Ola Rotimi

Ola Rotimi - The gods are not to blame

Olawale Gladstone Emmanuel Rotimi, popularly known as Ola Rotimi, was one of Nigeria’s Outstanding Playwrights and Theatre Directors. He was such a profound actor who is well known today for his popular piece of literature titled ‘The gods are not to blame”. As a brilliant playwright, he published short stories and critical articles on the African Theatre.

Ola Rotimi was born on the 13th of April 1938 and died on the 18th of August 2000 at the age of 62.

His father, Samuel Enitan Rotimi, was a Steam-Launch Engineer from the Yoruba ethnic group of Western Nigeria, and his mother, Dorcas Oruene, was an Ijo from Nembe in Eastern Nigeria. The young boy grew up learning four of the three hundred full-blooded languages spoken in Nigeria, as well as English, the administrative language of the country.

The Rotimis were interested in the arts: Ola‘s mother excelled in traditional dance and managed her own dance group from 1945 to 1949. His father often wrote and recited, and he organized the community theater in Port Harcourt where Ola grew up.

Ola‘s uncle, Chief Robert Dede, was the lead performer in a traditional dance troupe called a masquerade. Dede and his dancers, dressed in elaborate costumes, danced, sang, and acted in what was one of the most spectacular of such troupes in Rivers State. The young boy first appeared on stage at the age of four in a play directed and produced by his father.

The late playwright attended the Methodist Boys High School in the capital city of Lagos from 1952 to 1956, during which time he earned the nicknames “Shakespeare incarnate” and “the Poet” for his writing. On a scholarship from the Nigerian government, Rotimi studied theater at Boston University, and from 1963 to 1966 he earned a Master of Fine Arts degree in playwriting and dramatic literature at Yale University on a Rockefeller Foundation Fellowship.

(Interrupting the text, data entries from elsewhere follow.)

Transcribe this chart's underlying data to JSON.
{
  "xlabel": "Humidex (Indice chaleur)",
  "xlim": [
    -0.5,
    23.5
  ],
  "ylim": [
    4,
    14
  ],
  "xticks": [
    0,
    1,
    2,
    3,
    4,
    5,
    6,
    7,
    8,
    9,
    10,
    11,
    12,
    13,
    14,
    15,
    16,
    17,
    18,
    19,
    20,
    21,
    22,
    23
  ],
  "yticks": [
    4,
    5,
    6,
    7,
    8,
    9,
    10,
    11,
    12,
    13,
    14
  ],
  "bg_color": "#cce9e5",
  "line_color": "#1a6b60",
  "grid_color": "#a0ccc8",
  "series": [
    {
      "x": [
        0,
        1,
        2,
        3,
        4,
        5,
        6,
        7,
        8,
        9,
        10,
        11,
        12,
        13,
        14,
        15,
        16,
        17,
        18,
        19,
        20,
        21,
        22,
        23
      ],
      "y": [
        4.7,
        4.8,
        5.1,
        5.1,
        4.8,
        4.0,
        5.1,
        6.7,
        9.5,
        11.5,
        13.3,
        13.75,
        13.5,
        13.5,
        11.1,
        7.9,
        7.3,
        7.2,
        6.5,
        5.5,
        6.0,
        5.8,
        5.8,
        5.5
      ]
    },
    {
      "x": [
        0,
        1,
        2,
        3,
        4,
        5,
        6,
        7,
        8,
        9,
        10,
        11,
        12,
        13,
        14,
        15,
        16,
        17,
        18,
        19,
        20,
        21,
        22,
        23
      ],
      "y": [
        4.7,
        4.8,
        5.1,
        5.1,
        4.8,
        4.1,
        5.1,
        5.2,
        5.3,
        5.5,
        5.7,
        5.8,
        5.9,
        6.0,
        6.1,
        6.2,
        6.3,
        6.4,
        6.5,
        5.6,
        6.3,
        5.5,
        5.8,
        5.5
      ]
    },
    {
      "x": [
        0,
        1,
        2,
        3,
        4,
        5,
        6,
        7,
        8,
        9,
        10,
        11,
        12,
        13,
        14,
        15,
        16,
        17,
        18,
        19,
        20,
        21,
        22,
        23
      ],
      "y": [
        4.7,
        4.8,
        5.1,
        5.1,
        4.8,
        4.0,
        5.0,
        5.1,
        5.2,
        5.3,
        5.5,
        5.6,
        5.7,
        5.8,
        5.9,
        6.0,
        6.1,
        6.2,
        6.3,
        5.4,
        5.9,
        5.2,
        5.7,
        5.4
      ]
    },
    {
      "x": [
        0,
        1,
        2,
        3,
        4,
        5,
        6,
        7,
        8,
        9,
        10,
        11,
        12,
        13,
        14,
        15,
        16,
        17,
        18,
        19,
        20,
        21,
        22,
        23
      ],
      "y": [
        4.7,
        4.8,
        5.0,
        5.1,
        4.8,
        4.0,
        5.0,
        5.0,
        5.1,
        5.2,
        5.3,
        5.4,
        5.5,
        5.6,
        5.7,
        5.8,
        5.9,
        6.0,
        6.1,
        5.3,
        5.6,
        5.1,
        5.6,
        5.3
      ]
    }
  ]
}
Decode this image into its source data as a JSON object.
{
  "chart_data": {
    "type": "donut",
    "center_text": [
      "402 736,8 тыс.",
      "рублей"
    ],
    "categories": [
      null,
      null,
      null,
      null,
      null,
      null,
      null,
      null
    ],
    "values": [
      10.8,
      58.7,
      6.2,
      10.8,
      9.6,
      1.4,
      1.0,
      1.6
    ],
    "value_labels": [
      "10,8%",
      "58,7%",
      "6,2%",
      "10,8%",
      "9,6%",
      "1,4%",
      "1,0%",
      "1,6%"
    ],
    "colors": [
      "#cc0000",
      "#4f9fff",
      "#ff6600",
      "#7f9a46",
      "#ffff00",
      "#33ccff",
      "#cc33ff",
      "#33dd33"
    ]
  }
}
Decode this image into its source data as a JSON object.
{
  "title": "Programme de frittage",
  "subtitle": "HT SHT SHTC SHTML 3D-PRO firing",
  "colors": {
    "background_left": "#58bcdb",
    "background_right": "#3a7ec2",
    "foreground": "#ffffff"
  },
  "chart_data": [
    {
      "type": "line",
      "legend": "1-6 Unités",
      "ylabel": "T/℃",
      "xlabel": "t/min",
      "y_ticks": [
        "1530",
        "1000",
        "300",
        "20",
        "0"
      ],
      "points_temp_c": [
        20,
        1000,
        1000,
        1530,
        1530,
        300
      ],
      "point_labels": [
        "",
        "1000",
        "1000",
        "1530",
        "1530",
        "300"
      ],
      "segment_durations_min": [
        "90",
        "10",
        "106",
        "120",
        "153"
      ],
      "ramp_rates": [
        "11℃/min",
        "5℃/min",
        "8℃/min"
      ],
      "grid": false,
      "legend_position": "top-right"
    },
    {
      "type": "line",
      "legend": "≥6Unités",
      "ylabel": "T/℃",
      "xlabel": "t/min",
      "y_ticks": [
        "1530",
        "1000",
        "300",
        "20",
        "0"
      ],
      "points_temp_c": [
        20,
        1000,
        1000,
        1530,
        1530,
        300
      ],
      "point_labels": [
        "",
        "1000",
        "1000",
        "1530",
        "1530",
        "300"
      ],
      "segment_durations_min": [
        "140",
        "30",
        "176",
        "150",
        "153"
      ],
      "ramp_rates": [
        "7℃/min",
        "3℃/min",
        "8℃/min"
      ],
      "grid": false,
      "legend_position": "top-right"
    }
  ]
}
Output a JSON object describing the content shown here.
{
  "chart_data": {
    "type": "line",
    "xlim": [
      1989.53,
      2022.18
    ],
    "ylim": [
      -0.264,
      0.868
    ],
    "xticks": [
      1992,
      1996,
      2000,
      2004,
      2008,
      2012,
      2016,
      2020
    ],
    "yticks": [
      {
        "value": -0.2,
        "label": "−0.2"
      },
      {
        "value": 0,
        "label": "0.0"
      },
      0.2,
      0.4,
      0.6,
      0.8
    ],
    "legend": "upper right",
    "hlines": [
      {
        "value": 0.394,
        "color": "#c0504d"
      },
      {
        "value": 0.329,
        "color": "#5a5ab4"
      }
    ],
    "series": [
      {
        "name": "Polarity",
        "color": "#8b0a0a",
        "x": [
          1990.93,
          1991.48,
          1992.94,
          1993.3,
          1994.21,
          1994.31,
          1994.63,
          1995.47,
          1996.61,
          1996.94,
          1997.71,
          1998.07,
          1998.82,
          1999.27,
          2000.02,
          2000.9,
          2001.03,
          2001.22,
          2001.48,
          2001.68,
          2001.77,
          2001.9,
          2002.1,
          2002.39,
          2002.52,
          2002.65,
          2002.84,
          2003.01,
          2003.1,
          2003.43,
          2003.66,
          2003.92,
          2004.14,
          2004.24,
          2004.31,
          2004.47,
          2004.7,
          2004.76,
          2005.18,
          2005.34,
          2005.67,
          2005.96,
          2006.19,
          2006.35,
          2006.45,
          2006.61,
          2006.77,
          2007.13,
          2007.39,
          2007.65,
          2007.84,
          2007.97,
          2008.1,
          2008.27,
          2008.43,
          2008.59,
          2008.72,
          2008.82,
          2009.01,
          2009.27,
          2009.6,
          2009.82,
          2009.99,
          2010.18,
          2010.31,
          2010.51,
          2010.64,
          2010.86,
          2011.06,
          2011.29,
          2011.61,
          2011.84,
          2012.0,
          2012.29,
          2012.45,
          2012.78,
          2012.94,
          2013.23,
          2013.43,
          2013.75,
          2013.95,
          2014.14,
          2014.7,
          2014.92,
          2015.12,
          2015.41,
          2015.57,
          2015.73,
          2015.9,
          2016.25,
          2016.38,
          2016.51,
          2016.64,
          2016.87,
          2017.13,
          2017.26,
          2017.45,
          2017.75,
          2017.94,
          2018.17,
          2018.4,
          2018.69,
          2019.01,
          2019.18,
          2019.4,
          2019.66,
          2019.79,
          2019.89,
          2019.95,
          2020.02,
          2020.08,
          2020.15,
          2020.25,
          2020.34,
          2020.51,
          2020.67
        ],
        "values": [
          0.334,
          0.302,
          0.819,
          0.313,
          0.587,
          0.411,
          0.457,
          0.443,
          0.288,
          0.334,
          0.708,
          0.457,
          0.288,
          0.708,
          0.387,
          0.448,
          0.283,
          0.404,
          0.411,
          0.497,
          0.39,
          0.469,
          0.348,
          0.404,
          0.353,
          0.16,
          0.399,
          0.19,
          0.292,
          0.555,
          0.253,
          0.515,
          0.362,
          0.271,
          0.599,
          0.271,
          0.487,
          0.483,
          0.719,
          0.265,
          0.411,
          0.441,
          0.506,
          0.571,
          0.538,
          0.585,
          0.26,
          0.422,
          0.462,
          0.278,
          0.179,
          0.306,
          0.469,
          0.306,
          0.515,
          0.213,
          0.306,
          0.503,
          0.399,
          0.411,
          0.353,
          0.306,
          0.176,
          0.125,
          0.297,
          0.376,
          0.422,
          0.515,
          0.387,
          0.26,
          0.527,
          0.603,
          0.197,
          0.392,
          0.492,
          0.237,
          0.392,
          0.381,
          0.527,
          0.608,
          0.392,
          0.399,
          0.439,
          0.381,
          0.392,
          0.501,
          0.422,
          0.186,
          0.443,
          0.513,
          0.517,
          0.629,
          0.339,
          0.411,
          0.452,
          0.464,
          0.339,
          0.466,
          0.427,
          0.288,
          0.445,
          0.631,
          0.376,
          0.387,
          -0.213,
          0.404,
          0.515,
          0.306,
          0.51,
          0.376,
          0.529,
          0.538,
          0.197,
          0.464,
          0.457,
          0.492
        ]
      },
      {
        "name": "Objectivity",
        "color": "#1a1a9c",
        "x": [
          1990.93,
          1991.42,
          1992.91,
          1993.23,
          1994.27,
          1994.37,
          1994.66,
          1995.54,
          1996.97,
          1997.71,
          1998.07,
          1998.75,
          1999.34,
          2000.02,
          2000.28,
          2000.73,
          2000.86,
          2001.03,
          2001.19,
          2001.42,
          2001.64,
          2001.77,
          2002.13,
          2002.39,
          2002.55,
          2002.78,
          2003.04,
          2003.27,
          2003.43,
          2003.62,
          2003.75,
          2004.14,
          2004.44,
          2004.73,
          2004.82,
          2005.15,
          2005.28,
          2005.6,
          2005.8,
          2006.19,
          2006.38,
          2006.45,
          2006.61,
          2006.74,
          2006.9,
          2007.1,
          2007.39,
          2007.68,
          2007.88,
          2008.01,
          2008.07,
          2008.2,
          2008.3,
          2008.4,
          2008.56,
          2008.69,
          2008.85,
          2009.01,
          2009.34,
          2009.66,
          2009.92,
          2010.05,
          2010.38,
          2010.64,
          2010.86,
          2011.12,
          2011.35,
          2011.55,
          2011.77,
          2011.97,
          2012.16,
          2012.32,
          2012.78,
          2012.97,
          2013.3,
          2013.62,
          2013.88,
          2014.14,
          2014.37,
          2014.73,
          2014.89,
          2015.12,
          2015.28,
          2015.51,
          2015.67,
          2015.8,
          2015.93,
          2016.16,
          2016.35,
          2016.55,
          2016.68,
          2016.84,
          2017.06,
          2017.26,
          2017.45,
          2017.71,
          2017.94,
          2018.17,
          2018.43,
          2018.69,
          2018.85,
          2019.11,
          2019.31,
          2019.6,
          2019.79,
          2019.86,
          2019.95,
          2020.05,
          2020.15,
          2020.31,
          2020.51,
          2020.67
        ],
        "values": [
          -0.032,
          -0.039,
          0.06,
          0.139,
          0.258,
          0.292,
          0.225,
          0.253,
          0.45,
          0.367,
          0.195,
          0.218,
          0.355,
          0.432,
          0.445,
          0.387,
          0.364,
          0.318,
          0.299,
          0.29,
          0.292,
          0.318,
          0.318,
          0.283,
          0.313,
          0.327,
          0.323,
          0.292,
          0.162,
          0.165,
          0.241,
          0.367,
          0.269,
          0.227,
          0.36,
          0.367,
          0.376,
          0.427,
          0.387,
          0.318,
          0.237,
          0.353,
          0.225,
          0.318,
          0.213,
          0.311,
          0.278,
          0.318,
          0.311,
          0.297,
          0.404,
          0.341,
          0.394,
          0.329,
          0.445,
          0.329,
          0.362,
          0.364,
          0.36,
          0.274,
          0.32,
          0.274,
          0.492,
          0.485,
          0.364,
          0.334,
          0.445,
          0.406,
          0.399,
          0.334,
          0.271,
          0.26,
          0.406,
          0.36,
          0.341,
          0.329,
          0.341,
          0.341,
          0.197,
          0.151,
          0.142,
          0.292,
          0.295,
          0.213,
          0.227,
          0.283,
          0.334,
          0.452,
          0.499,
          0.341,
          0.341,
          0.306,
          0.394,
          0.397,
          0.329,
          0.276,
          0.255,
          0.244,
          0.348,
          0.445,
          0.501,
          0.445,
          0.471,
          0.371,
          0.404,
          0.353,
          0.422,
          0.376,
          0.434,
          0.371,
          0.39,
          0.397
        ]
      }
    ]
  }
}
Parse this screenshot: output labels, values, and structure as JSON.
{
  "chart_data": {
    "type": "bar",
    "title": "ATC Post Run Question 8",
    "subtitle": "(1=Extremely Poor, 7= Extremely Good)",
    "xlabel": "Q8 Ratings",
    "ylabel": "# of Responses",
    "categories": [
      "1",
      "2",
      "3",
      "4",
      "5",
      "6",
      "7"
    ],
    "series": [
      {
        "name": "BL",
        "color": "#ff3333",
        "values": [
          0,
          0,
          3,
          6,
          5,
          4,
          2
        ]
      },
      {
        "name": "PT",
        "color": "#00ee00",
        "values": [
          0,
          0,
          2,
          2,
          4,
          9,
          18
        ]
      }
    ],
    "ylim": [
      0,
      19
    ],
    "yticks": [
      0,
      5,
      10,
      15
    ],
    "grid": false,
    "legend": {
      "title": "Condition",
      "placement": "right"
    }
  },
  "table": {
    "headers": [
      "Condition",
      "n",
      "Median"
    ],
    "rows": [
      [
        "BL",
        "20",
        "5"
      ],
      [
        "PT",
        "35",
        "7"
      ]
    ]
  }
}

His socio-political comedy “Our Husband Has Gone Mad Again” was chosen Yale‘s student play of the year in 1966.
Upon returning to Nigeria in the 1960s, Rotimi taught at the University of Ife (now Obafemi Awolowo University), where he founded the Ori Olokun Acting Company, and Port Harcourt; owing, in part, to the political conditions in Nigeria. Some of his works were broadcast on Nigerian radio and published in institutional magazines.

Ola Rotimi often examined Nigeria’s history and local traditions in his works. His first plays, “To Stir the God of Iron” and “Our Husband Has Gone Mad Again” (produced 1966; published 1977), were staged at the drama schools of Boston University and Yale, respectively. He served as the Head of Department of Creative Arts at the University of Port Harcourt, Nigeria; He also served as a Visiting Professor, a Playwright, and a Director in Germany and Italy, as well as at DePauw University and Wabash University.

The late actor strived to achieve what he called “Total Theatre”. Rotimi extended the boundaries of Traditional Western Theatre by embracing dance, mime, music, and song, as well as the ritual aspect of traditional African life because he believes that theater should be a medium of the people. Rotimi elicited audience participation by targeting his audience and the literate minority who speak English (i.e. those who determine the social course of the nation).

Ola Rotimi won several awards and wrote several award-winning books and essays. Some of his literature include; To Stir the God of Iron, The Gods Are Not to Blame, Ovoranwen Nogbaisi: A Historical Tragedy, Ethiope Publishing Corporation 1974, Our Husband Has Gone Mad Again, Oxford University Press Nigeria 1977, A Tragedy of the Ruled 1983, Everyone His/Her Own Problems, 1986, Hopes of the Living Dead, Spectrum Books, 1988, Kurunmi, University Press Limited, 1989, To Be or to Become 1991 and many others.

His dream of directing a play of 5000 cast members materialised at the Amphi Africa Theater when he was being put to rest as the crowd was drawn to a manuscript of the day’s programme outline. People made dramatic entry and exit to the stage around his casket with the man turning his casket.

Before he passed on he spent quality time reworking on two of his plays – “Man Talk, Woman Talk” and “Tororo, Tororo, Roro” – and the result, unpublished at the time of his death, has now been published under the title The Epilogue. The two plays were probably meant as an epilogue to both Rotimi’s theatrical and comic careers, which spans the entire spectrum of his career.

Ola Rotimi spent much of the 1990s living in the Caribbean and the United States, where he taught at Macalester College in St. Paul, Minnesota. In 2000, he returned to Ile-Ife, joining the faculty of Obafemi Awolowo University where he lectured till his demise.

Olawale Gladstone Emmanuel Rotimi, 15 years on, your works still live after you.
On behalf of the Yoruba people, both at home and abroad, we say Continue to Rest in Peace.